It was all meant to be so easy.
In May this year, the £250 million Saint Helena Airport was due to open and change the lives of its islanders who were accustomed to a five-day, 1,200 mile boat trip to the nearest mainland, southern Africa.
Flights had been booked for the journalists while even the UK’s Prince Edward had agreed to open the UK-government funded airport in the British overseas territory.
However, about a month before the event, the airport’s opening was indefinitely postponed after a test flight with a Boeing 737 revealed the risk of windshear was too great. It was instead decided that more data would need to be collected before the airport could fully open to commercial flights.
Even though the wait is ongoing, St Helena Tourism director of tourism Christopher Pickard said the island still desperately needs an airport if it is to develop a tourism strategy fit for the 21st century.
“A lot of the people who would travel here are cash rich and time poor,” he says. “People are used to making connections but they like to have it all flow through so they can do the travel in a 24-hour period.”
Although one route had been set up to the island from London’s Luton Airport via the Gambian capital Banjul and operated by Atlantic Star, Pickard said the key service had been a weekly scheduled service operated by Comair and using a 737-800 carrying up to 110 people from Johannesburg.

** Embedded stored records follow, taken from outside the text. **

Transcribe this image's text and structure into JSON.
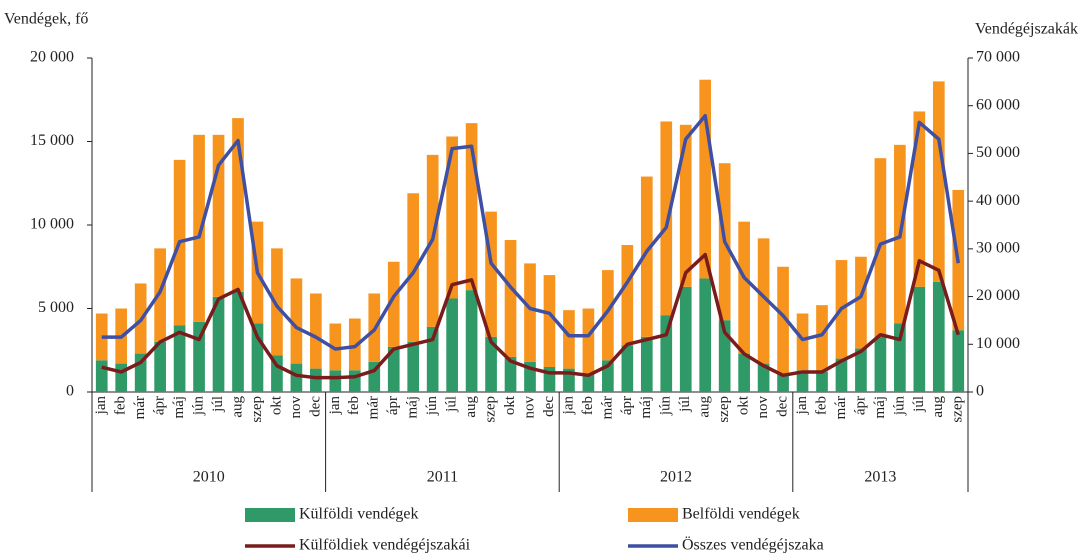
{
  "chart_data": {
    "type": "bar",
    "y_label": "Vendégek, fő",
    "y2_label": "Vendégéjszakák",
    "categories": [
      "jan",
      "feb",
      "már",
      "ápr",
      "máj",
      "jún",
      "júl",
      "aug",
      "szep",
      "okt",
      "nov",
      "dec",
      "jan",
      "feb",
      "már",
      "ápr",
      "máj",
      "jún",
      "júl",
      "aug",
      "szep",
      "okt",
      "nov",
      "dec",
      "jan",
      "feb",
      "már",
      "ápr",
      "máj",
      "jún",
      "júl",
      "aug",
      "szep",
      "okt",
      "nov",
      "dec",
      "jan",
      "feb",
      "már",
      "ápr",
      "máj",
      "jún",
      "júl",
      "aug",
      "szep"
    ],
    "groups": [
      "2010",
      "2011",
      "2012",
      "2013"
    ],
    "series": [
      {
        "name": "Külföldi vendégek",
        "color": "#2f9a68",
        "type": "bar",
        "values": [
          1900,
          1700,
          2300,
          3000,
          4000,
          4200,
          5700,
          6000,
          4100,
          2200,
          1700,
          1400,
          1300,
          1300,
          1800,
          2700,
          3000,
          3900,
          5600,
          6100,
          3300,
          2100,
          1800,
          1500,
          1400,
          1100,
          1900,
          2800,
          3300,
          4600,
          6300,
          6800,
          4300,
          2300,
          1700,
          1100,
          1300,
          1200,
          2000,
          2600,
          3300,
          4100,
          6300,
          6600,
          3700
        ]
      },
      {
        "name": "Belföldi vendégek",
        "color": "#f7941d",
        "type": "bar",
        "values": [
          2800,
          3300,
          4200,
          5600,
          9900,
          11200,
          9700,
          10400,
          6100,
          6400,
          5100,
          4500,
          2800,
          3100,
          4100,
          5100,
          8900,
          10300,
          9700,
          10000,
          7500,
          7000,
          5900,
          5500,
          3500,
          3900,
          5400,
          6000,
          9600,
          11600,
          9700,
          11900,
          9400,
          7900,
          7500,
          6400,
          3400,
          4000,
          5900,
          5500,
          10700,
          10700,
          10500,
          12000,
          8400
        ]
      },
      {
        "name": "Külföldiek vendégéjszakái",
        "color": "#7a1c1c",
        "type": "line",
        "axis": "y2",
        "values": [
          5200,
          4200,
          6200,
          10500,
          12500,
          11000,
          19500,
          21500,
          11500,
          5500,
          3500,
          3000,
          3000,
          3200,
          4500,
          9000,
          10000,
          11000,
          22500,
          23500,
          10500,
          6500,
          5000,
          4000,
          4000,
          3500,
          5500,
          10000,
          11000,
          12000,
          25000,
          28800,
          12500,
          8000,
          5500,
          3500,
          4200,
          4200,
          6500,
          8500,
          12000,
          11000,
          27500,
          25500,
          12000
        ]
      },
      {
        "name": "Összes vendégéjszaka",
        "color": "#3f4fa3",
        "type": "line",
        "axis": "y2",
        "values": [
          11500,
          11500,
          15000,
          21000,
          31500,
          32500,
          47500,
          52700,
          25000,
          18000,
          13500,
          11500,
          9000,
          9500,
          13000,
          20000,
          25000,
          32000,
          51000,
          51500,
          27000,
          22000,
          17500,
          16500,
          11800,
          11800,
          17000,
          23000,
          29500,
          34500,
          53000,
          57900,
          31500,
          24000,
          20000,
          16000,
          11000,
          12000,
          17500,
          20000,
          31000,
          32500,
          56500,
          53000,
          27000
        ]
      }
    ],
    "ylim": [
      0,
      20000
    ],
    "yticks": [
      0,
      {
        "value": 5000,
        "label": "5 000"
      },
      {
        "value": 10000,
        "label": "10 000"
      },
      {
        "value": 15000,
        "label": "15 000"
      },
      {
        "value": 20000,
        "label": "20 000"
      }
    ],
    "y2lim": [
      0,
      70000
    ],
    "y2ticks": [
      0,
      {
        "value": 10000,
        "label": "10 000"
      },
      {
        "value": 20000,
        "label": "20 000"
      },
      {
        "value": 30000,
        "label": "30 000"
      },
      {
        "value": 40000,
        "label": "40 000"
      },
      {
        "value": 50000,
        "label": "50 000"
      },
      {
        "value": 60000,
        "label": "60 000"
      },
      {
        "value": 70000,
        "label": "70 000"
      }
    ],
    "grid": false
  }
}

He believes it is this service the island is missing the most, adding: “We’re really not going out to market until we know there aren’t going to be any problems.
“The experts are all saying we need more data to look at. I think the first visitation will be to have small planes coming in here carrying 40 or 50 passengers and that will be in the next three months or so. Every plane that lands on the island gives them more data and a plane this week had no problems landing or taking off.”
Meanwhile, he has little time for the journalists who criticised the airport’s planners for not anticipating the windshear issue earlier.
“The problem is islands by definition don’t have a lot of space and finding the right place to build an airport is quite hard,” Pickard says.
“We had to fill in several gullies to make it fit; St Helena is so full of big gullies when you go round the island and there is nowhere in the middle of the island you could do it. It is not that flat.”